Miller-Uibo won the 400m Olympic title ijn 2016 Rio de Janeiro, Brazil. Her world-leading performance in the 400m indicates that she’s probably in the best shape of her career.
Still unbeaten in three years, Miller-Uibo is coming off a victory in the 150m at the 2019 Adidas Boston Games on Father’s Day where she repeated as the champion.
After watching her fantastic performance in Ostrava, Gardiner - the Bahamian double 200/400m record holder - came out and posted his season’s best of 44.95 to easily win the men’s 400m.
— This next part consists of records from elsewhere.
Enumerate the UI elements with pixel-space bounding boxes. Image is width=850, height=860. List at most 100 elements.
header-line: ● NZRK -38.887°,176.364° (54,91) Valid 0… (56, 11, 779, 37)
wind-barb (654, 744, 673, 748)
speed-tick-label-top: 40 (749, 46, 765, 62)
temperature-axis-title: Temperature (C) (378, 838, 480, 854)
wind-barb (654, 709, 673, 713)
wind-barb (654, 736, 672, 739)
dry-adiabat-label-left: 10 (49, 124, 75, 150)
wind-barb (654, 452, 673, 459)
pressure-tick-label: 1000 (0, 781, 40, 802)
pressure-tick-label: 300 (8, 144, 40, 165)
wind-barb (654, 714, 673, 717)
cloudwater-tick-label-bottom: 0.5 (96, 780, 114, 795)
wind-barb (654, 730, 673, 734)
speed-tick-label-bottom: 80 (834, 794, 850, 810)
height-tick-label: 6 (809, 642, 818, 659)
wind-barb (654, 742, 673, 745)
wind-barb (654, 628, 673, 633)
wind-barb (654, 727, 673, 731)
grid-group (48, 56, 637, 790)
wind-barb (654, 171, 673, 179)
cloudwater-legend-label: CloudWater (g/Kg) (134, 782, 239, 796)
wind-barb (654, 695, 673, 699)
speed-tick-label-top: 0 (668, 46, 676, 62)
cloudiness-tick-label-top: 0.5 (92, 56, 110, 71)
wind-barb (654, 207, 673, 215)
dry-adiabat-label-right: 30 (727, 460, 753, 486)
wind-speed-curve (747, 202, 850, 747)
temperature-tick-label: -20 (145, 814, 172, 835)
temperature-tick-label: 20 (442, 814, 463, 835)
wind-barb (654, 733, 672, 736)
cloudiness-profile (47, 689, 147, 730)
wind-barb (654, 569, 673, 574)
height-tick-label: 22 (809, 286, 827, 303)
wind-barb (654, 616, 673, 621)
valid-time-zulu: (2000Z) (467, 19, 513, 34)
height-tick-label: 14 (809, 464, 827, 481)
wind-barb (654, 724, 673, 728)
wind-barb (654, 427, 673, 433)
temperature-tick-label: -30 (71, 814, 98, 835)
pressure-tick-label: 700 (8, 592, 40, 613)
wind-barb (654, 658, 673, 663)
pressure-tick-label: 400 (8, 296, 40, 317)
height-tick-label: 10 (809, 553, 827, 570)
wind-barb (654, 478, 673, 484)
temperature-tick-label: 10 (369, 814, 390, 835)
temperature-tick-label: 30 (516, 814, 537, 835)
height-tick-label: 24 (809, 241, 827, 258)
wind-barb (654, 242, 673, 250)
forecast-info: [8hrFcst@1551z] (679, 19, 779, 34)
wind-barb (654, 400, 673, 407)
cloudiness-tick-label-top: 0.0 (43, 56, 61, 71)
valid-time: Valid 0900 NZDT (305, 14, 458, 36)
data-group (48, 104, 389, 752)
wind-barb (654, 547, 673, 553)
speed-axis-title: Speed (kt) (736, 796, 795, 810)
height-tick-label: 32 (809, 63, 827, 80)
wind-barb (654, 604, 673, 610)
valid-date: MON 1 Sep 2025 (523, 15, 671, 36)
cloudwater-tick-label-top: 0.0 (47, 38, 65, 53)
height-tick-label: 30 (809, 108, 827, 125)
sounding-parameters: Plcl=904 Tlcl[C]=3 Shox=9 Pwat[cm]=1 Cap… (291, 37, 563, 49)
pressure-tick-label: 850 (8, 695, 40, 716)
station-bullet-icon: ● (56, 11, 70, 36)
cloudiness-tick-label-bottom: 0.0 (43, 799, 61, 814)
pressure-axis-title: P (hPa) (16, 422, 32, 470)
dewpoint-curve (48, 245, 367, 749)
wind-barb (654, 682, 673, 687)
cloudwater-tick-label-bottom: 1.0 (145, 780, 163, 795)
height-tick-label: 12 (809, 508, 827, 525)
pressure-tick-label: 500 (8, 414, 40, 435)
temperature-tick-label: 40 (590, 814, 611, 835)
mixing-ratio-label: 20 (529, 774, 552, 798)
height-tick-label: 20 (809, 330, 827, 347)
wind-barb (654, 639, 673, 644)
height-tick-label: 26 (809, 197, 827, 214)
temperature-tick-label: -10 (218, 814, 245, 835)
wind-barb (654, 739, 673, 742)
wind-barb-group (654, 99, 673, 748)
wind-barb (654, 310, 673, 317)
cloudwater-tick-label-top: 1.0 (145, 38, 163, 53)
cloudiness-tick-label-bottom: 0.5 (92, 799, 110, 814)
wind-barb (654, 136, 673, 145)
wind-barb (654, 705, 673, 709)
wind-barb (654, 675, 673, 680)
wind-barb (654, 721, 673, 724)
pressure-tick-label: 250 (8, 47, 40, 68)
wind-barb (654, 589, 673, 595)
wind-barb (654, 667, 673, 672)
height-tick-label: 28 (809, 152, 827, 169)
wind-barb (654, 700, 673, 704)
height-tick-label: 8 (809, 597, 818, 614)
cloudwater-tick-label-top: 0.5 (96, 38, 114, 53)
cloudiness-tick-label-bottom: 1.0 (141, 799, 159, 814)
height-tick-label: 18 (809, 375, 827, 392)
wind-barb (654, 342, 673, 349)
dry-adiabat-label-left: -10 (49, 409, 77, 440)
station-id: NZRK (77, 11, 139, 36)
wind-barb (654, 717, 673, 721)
The 23-year-old Abaco native was trailed by Abbas Abubakar of Bahrain in 45.86. Luka Janezic of Slovenia was third in 45.97.
Gardiner, who won his first global medal with a silver at the London Olympics, clocked 43.87 in Doha on May 4, 2018, to lower his national 400m record and he dropped his half-lap 200m national record to 19.75 in Coral Gables, Florida, on April 7, 2018.
While it was Gardiner’s first one-lap race for the season, he is coming off a loss in the 200m at the Adidas Boston Games last weekend.
Gardiner is recovering from an Achilles tendon injury. He trains out of Coral Gables, Florida, under the watchful eyes of coach Gary Evans.
Both Miller-Uibo and Gardiner are managed by On Track Management, founded in 1995 by Claude Bryan, who is chief executive officer, and supported by his wife Juanita Bryan, the vice president.